Artur Szpilka (20-2, 15 KO) nie kryje rozczarowania faktem, że jego planowana na 25 lutego walka z Dominikiem Breazealem (17-1, 15 KO) może ostatecznie nie dojść do skutku. 

- Byłem bardzo zmotywowany, ale od kiedy pojawiły się te wiadomości, to te treningi w ciągu ostatnich dwóch dni są takie dziwne - przyznał "Szpila" w wywiadzie dla bloga bazyliowy MUS. - Niby idę na trening i oczywiście trenuję, ale już inaczej się czuję. Takie niepotrzebne zamieszanie ma na pewno duży wpływ na psychikę i głowę.

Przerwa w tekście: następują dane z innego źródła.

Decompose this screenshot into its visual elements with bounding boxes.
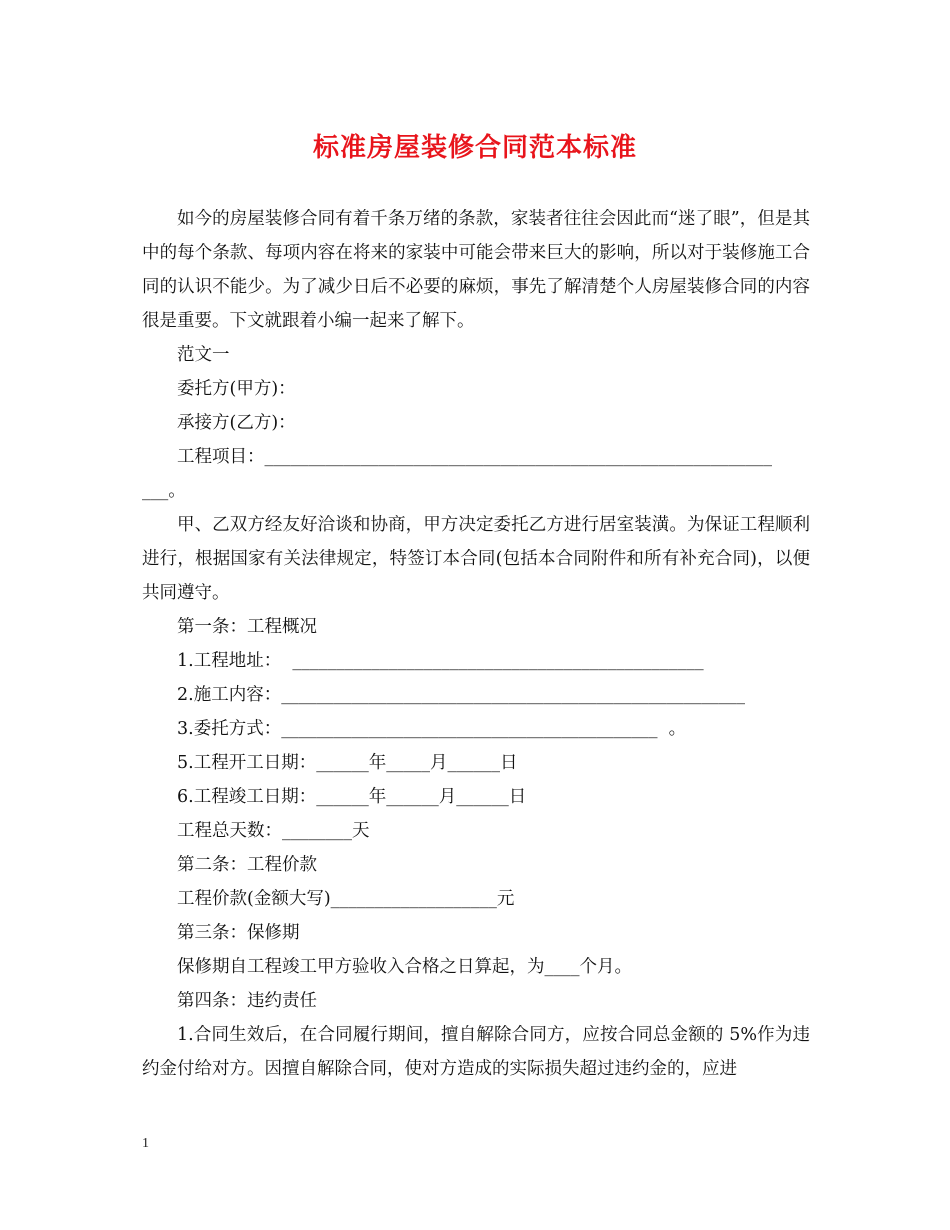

- Tak jak było ustalone, jutro mam sparing. Tym bardziej jest to chore, że do walki zostało trochę ponad miesiąc, więc już wszystko powinno być dopięte, ustalone i ogłoszone, kto z kim walczy. Możemy narzekać na nasze polskie warunki, ale u nas przynajmniej wiadomo, że jeśli chodzi o te ważniejsze walki, to są ustalane z wyprzedzeniem. Wiadomo, że nie ma to przełożenia na te mniejsze, ale nie oszukujmy się, chodzi o zupełnie inne pieniądze - stwierdził Artur Szpilka. 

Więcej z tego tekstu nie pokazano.